Lo interesante no es solo el resultado, sino el proceso. Alandí empezó como se empiezan casi todas las cosas que luego importan: jugando en casa, subiendo fotos a redes, probando sin un plan maestro. «Siempre he sido un apasionado de la fotografía y, para mí, nació como un simple hobby. Empecé creando pequeñas escenas en casa y publicándolas en mis redes sociales. Con el tiempo, esas imágenes comenzaron a conectar con más gente de la que me imaginaba, y hoy verlas reunidas en una exposición es casi tan emocionante como capturarlas por primera vez», afirma el fotógrafo y diseñador gráfico David Alandí. Efectivamente, hoy esas imágenes cuelgan juntas, ordenadas y siguen teniendo algo de travesura. Como si en cualquier momento fueran a escaparse del marco.

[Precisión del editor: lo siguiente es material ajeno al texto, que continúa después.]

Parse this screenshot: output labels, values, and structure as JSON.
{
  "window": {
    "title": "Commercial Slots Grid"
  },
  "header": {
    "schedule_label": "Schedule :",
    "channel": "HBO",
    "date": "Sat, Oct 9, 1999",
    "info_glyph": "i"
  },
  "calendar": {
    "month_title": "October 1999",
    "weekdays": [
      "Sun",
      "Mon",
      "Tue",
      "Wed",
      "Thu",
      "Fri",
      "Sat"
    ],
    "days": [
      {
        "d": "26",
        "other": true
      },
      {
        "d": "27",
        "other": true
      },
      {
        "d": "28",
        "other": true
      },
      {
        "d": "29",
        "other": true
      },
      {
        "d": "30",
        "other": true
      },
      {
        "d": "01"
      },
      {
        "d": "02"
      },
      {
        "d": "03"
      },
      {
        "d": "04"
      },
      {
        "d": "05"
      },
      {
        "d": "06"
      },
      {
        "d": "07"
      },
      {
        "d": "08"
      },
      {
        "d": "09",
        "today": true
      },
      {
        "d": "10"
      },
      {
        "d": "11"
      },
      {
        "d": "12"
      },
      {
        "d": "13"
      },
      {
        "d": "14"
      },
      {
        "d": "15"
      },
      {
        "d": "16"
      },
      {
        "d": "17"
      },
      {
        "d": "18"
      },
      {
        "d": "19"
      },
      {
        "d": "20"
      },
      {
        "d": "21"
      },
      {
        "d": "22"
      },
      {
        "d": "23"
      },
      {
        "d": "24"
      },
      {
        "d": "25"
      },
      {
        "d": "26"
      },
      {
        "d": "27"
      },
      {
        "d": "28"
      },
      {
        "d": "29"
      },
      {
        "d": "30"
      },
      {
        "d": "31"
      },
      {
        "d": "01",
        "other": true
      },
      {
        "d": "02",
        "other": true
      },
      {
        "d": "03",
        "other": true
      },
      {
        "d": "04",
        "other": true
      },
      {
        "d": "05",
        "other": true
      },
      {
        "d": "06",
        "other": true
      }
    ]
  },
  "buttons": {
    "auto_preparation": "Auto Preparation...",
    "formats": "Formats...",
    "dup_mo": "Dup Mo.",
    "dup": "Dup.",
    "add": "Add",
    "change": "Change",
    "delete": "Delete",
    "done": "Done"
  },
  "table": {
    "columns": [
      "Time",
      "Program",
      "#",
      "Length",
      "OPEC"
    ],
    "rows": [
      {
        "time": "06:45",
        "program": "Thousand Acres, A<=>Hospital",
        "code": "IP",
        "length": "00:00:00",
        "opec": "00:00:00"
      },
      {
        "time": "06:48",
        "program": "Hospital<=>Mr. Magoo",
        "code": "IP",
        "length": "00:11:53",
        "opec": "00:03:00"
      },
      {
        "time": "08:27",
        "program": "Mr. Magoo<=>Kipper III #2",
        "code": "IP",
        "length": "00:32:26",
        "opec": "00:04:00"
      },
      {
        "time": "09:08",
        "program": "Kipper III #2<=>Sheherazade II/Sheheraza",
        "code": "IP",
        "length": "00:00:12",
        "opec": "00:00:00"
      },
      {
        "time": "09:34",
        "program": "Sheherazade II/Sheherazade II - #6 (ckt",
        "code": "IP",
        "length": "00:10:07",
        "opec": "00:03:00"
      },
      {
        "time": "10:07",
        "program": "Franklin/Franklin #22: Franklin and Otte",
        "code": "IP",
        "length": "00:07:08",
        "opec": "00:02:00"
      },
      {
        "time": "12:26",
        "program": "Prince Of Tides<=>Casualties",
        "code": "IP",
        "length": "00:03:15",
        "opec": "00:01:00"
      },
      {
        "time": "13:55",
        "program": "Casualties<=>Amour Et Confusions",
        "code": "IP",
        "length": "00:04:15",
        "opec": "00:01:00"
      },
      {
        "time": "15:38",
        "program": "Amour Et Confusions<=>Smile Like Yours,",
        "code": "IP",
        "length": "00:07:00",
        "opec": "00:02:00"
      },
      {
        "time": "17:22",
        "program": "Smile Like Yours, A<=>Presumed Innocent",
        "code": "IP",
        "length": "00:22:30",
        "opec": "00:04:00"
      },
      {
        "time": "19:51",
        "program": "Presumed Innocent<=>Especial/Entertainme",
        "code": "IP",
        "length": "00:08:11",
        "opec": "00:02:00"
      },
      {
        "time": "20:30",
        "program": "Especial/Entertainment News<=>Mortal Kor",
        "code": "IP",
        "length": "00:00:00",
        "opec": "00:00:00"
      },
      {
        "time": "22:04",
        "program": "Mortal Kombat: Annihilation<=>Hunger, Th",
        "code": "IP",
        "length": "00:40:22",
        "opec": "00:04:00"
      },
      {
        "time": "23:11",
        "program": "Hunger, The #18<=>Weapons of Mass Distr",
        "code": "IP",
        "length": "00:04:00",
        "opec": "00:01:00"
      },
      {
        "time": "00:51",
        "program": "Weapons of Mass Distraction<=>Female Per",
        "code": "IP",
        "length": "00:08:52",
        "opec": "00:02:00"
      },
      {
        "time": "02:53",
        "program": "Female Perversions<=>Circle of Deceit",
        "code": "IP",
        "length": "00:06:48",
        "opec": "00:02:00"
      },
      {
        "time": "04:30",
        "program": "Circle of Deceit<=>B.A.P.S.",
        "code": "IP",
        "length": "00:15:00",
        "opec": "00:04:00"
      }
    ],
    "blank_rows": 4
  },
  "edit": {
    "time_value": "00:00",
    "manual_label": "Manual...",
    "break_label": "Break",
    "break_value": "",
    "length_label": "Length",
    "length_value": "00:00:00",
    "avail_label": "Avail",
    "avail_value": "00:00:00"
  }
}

La exposición reúne esos universos en miniatura donde la escala deja de importar. Porque cuando la cámara se agacha, todo crece. Un muñeco puede ser un héroe cansado, un villano ridículo o un secundario brillante. Un trozo de cartón puede convertirse en un paisaje posapocalíptico. Y una luz mal colocada, en un amanecer perfecto.
Toy Photography es también una declaración de intenciones para la House of Photography, el nuevo espacio de Fujifilms dedicado a la imagen y a quienes la retuercen un poco. Aquí la temática es lo de menos siempre que la se haga con rigor. Se apuesta por contar historias desde ángulos inesperados. Incluso cuando el protagonista mide siete centímetros.

La experiencia no termina en la pared porque Alandis ha impartido talleres (hay uno el 8 de enero) en los que enseña cómo se construye esta magia artesanal. Desde LEDs domésticos a superficies reflectantes, perspectiva forzada, dioramas que nacen y mueren en una tarde. Nada de fuegos artificiales digitales. Efectos prácticos, como en el cine de antes. Porque antes de Photoshop, estaba la imaginación. Y sigue funcionando.
La exposición permanece abierta hasta el 17 de enero de 2026, tiempo suficiente para recordar algo importante, que los juguetes nunca dejaron de tener historias que contar. Solo estaban esperando a que alguien bajara la cámara a su altura y les preguntara: «¿Y tú, quién eres cuando nadie te mira?».